West Indies are about to lose their head coach Stuart Law at the end of the year. Before that, in 2016, they lost Phil Simmons. And before that, in 2014, they lost Ottis Gibson. The captain Jason Holder praised his team-mates for keeping up with such a churn but hoped the next coach will be able to stick around longer.
“It’s difficult. We have had a number of coaches in the last five years. And I must commend the guys because they have really been professional to be able to adjust to each and every coach that we’ve had.
“A lot of people don’t understand what goes on behind the scenes. And that’s pretty much an example of the things the players have had to deal with. Credit must go to the individuals in the group because despite who coaches the team, we are still judged on the cricket that we play. But all this has a part to do with the cricket that we produce.
“That’s why I don’t get too caught up with people saying what they say, because within, I know what really goes on within the dynamics of the team. It’s not an excuse or looking for things to ease pressure, but at the end of the day you deal with reality. Anybody would say that the only way to get results as a team is by coming close together. But if the dynamics of the team changes quite a bit, it’s hard to build something. Every time it seems as though you’re building something, there’s almost a barrier, some kind of obstacle.
“But that’s life. I think Stuart has brought a different dynamic in terms of professionalism. He’s obviously tried to implement certain structures and certain methods, which we needed to change, and credit really must go to Stuart Law for that. Hopefully, whoever comes in, we could just settle on a coach for a little while longer and build something positive for the next couple of years.”
West Indies’ performance in the first Test against India in Rajkot – they lost all 20 wickets in four sessions – drew a lot of flak, with cricket pundits and former players suggesting on social media that they weren’t good enough to play Test cricket. Holder had come across some of these unflattering comments, but he brushed them aside with grace, dignity and some decent statistics too.
“We’re playing the No.1 team, India, in their backyard. And history would show we haven’t won a Test match here since 1994, and if you look at the players who came through West Indies cricket – I think Brian Lara and these greats have been playing all that time.
“Sure, we probably haven’t won as many series as we’d like. But within the last year, I think we’ve won two out of four or five series we’ve played. So I don’t understand why people would be this harsh towards us.
“But everyone is entitled to their opinion. I just focus primarily on what I have to do and what the team has to do. There’s not point worrying about what people have to say because people will always have [something] to say. The only way we can silence the critics – or try to silence them, because I don’t think they’ll never shut up – is by playing [good] cricket.”

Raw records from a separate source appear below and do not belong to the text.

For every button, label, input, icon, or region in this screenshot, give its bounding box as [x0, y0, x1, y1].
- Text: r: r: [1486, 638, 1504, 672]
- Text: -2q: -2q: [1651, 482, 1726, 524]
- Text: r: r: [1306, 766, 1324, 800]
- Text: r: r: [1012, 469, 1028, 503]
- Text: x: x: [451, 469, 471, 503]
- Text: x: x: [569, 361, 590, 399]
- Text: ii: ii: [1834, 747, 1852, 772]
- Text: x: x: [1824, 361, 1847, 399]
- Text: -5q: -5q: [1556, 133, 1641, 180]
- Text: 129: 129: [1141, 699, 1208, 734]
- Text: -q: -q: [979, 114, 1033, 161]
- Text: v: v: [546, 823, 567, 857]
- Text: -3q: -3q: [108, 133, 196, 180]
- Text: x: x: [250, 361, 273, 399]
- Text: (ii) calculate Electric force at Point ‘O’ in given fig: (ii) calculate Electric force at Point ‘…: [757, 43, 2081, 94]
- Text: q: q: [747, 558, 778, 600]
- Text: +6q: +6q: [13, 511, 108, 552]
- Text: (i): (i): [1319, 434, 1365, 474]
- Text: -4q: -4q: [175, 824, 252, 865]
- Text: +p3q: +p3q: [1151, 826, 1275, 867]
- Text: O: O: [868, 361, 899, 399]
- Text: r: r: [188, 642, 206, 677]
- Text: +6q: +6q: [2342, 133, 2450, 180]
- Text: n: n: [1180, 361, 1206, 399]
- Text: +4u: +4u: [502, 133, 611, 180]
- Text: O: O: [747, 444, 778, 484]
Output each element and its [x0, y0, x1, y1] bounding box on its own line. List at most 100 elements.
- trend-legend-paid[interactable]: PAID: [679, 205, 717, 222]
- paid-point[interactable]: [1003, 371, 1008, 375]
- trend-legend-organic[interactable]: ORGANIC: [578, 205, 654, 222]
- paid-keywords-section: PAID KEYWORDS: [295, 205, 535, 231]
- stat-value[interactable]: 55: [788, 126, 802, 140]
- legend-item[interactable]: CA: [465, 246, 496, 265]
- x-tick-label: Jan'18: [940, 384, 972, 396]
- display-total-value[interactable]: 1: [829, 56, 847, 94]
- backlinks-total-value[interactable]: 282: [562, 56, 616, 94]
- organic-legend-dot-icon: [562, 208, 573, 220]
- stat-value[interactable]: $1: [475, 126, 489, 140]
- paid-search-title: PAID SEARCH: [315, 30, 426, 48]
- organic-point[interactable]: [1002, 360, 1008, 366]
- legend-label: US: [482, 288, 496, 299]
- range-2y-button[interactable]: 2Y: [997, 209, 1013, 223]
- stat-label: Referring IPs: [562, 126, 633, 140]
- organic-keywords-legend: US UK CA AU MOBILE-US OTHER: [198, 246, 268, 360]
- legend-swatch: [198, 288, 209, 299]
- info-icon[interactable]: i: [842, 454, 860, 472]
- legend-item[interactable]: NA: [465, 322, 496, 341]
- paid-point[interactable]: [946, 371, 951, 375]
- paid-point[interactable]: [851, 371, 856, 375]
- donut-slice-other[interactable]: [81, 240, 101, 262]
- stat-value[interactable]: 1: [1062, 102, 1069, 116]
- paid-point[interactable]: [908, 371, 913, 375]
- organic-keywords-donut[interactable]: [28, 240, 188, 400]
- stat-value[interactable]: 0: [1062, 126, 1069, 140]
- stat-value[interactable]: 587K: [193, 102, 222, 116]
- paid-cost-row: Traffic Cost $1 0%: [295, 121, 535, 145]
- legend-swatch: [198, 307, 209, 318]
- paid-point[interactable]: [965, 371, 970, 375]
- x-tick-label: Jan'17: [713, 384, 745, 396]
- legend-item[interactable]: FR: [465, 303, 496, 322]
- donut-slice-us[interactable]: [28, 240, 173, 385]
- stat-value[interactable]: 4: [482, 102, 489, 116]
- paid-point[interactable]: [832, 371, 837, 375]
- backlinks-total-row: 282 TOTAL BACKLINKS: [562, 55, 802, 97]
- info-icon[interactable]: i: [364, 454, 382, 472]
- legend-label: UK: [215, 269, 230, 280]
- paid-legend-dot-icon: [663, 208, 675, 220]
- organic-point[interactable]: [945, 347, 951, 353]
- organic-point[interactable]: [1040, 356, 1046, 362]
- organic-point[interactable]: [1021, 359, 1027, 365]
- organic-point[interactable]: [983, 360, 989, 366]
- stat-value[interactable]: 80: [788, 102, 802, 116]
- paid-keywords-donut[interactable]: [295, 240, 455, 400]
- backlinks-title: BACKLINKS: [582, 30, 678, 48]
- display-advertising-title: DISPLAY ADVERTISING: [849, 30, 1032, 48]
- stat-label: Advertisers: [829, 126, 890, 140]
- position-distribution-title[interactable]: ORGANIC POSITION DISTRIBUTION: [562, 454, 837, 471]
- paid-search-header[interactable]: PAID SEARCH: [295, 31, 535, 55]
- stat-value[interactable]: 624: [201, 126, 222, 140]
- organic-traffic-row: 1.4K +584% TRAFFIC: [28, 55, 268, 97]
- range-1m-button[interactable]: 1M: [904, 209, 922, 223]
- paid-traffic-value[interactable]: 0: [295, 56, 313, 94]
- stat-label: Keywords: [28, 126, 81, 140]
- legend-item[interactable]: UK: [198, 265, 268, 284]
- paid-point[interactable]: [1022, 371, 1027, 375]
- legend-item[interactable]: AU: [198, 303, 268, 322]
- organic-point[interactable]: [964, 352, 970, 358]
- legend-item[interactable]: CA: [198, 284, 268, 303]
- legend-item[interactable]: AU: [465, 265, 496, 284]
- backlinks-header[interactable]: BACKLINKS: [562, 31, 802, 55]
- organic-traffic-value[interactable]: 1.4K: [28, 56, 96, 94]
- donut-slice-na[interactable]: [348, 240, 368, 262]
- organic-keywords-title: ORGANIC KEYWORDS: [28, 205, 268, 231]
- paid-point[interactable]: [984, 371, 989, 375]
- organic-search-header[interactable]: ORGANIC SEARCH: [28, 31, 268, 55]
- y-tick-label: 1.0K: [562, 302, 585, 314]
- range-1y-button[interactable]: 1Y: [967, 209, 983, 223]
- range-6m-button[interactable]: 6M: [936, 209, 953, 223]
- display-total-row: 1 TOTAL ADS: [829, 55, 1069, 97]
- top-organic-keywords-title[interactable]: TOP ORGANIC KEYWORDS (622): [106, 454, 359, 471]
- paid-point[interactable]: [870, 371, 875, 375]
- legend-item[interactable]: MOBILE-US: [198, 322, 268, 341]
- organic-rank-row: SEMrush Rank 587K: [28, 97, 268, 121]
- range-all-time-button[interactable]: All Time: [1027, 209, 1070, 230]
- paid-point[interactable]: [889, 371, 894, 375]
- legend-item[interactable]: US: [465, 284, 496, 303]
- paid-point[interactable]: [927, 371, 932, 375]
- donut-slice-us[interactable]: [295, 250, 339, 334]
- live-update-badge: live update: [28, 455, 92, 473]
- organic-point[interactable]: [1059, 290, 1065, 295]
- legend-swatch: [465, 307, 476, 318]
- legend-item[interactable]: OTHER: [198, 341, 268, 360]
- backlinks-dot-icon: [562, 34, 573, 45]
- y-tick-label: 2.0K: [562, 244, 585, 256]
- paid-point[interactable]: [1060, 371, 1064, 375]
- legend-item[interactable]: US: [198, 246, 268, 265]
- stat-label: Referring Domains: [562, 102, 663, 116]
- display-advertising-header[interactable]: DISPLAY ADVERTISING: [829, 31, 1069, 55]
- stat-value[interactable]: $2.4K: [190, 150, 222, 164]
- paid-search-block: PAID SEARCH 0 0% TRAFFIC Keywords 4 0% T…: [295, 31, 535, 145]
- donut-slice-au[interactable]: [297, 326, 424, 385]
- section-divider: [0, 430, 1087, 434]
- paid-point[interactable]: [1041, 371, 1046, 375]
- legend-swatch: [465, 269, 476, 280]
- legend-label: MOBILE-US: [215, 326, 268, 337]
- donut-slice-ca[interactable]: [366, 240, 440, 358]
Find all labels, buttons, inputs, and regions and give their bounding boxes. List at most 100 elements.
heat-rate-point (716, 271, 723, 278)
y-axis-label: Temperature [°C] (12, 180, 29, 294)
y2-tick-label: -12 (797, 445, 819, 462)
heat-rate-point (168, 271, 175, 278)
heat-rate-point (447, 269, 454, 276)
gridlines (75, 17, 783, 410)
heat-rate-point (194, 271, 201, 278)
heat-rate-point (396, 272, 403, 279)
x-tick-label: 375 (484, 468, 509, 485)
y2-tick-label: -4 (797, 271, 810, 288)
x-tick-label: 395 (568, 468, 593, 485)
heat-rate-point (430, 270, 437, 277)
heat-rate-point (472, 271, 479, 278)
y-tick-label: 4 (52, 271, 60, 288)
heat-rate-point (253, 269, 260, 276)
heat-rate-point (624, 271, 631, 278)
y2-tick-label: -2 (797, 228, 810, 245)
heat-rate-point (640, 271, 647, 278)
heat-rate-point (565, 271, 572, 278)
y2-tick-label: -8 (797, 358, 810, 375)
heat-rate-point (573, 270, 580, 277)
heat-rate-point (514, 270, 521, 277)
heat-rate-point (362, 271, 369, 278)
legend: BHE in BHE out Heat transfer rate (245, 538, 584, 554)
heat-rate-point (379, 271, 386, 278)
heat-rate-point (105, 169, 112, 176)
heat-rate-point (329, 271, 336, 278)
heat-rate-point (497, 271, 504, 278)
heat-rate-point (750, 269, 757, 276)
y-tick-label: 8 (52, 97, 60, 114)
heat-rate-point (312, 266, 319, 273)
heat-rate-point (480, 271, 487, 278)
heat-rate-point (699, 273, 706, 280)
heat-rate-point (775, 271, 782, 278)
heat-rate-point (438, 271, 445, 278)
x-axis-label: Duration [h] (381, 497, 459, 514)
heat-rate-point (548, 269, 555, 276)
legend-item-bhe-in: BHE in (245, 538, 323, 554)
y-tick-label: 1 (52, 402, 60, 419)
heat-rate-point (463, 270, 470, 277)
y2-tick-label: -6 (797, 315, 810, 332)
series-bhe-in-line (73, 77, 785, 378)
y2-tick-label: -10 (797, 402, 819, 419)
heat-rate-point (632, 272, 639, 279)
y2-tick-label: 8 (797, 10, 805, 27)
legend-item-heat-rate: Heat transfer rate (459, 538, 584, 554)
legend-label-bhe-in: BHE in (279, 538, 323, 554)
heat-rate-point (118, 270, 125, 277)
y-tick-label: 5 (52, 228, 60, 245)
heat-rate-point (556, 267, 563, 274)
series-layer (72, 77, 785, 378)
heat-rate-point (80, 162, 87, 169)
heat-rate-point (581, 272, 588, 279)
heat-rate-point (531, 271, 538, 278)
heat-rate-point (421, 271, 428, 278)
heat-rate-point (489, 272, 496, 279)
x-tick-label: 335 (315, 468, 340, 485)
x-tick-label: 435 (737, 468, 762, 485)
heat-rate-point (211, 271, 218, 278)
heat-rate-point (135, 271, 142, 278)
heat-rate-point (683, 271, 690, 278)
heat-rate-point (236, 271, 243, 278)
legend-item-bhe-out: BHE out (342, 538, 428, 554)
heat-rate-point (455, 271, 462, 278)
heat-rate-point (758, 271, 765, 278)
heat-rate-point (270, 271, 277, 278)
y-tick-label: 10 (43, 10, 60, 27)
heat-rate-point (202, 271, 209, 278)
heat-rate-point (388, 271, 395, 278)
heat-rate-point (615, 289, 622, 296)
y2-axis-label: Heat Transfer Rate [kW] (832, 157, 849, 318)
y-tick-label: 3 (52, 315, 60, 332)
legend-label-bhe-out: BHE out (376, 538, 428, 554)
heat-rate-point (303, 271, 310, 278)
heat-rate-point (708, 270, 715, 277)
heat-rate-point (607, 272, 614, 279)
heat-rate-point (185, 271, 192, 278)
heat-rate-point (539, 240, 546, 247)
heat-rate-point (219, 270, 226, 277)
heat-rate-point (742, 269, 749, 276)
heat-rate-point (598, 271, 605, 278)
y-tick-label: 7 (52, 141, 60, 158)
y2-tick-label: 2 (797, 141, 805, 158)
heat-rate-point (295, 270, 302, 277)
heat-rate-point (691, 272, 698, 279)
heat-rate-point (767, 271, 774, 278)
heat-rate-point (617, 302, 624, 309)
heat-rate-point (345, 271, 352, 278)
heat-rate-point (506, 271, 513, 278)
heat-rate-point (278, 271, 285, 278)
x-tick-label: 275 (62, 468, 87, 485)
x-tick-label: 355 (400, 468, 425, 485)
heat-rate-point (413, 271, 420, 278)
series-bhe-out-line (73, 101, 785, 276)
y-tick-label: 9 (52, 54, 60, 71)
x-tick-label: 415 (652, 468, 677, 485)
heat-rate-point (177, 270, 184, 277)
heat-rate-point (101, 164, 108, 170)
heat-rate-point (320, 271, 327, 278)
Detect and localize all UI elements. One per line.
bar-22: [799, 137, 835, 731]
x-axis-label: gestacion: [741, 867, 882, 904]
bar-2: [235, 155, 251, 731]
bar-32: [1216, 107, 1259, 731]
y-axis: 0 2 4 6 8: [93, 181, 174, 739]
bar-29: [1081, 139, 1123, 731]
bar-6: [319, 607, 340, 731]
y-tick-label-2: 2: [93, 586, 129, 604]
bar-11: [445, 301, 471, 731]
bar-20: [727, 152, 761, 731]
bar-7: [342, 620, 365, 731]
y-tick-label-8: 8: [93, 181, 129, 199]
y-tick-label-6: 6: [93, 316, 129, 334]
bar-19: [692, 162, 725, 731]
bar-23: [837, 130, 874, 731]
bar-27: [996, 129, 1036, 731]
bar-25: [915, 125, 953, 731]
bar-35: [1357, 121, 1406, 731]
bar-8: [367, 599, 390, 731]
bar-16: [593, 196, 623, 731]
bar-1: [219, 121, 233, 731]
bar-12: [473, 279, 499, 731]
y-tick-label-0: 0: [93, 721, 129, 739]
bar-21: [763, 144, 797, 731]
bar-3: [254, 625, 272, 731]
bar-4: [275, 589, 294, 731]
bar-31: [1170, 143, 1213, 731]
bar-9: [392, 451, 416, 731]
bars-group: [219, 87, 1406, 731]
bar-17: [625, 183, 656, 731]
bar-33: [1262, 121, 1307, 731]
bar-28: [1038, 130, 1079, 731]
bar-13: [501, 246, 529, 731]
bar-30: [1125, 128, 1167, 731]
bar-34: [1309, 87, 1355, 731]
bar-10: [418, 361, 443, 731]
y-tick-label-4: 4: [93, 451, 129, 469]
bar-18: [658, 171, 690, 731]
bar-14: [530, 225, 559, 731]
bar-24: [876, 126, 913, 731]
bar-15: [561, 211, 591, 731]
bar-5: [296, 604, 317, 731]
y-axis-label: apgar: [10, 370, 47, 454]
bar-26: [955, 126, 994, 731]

Stuart Law announced his resignation as West Indies’ head coach on September 23, 2018 after less than two years in the job. The 49-year-old’s tenure will end following the tours to India in October and Bangladesh in November, after which he will move to England to take charge at Middlesex.
Law was credited with improving West Indies’ standing in Tests during his time in charge, as well as securing qualification for the 2019 World Cup. He was also involved with moves to bring back a number of star players, such as Chris Gayle and Kieron Pollard, after disagreements with the board.
“I have had to make the difficult decision to leave my role of head coach with CWI,” Law said in a press release. “It has been very enjoyable, and I believe we have made tremendous strides forward as a team during the past two years.
“I will be taking a role with Middlesex which will keep me close to my family, whilst continuing within the cricket family. I wish the players and staff of CWI every success in the future.”
Law took over from Phil Simmons, who was sacked in September 2016 on disciplinary grounds. He won six out of 15 Tests, including a famous chase of 322 at Headingley last year, and secured series wins over Zimbabwe and Bangladesh, as well as a draw with Sri Lanka.
The team’s record was even more impressive in T20Is – eight wins in 19 matches including victory over a World XI team at Lord’s in May. It was a different story in ODIs, though. He took over with West Indies having failed to qualify for the 2017 Champions Trophy and they had to make sure of a World Cup spot the hard way via the ICC Qualifier in Zimbabwe earlier this year.
CWI chief executive Johnny Grave said: “I am disappointed that Stuart is leaving as I believe that we have made real progress under his leadership. I know it was a difficult decision for him and that ultimately the opportunity to work in England, where his family is now based, was a major factor in his decision. We will start the process to appoint a new head coach immediately.”
Law has signed a four-year contract with Middlesex and will be their head coach for all three formats. He replaces Richard Scott, who left the club midway through the season with Middlesex struggling to mount a promotion challenge from Division Two of the County Championship. Law’s arrival also means the end of Daniel Vettori‘s two-season spell as specialist T20 coach.
A former Australia international who had a long county career with Lancashire, Essex and Derbyshire, Law said it was a “great privilege” to take on “one of the plum jobs in world cricket”. He has previously coached Sri Lanka and Bangladesh, as well as with Queensland and Brisbane Heat, and Cricket Australia’s high performance programme back in his home country.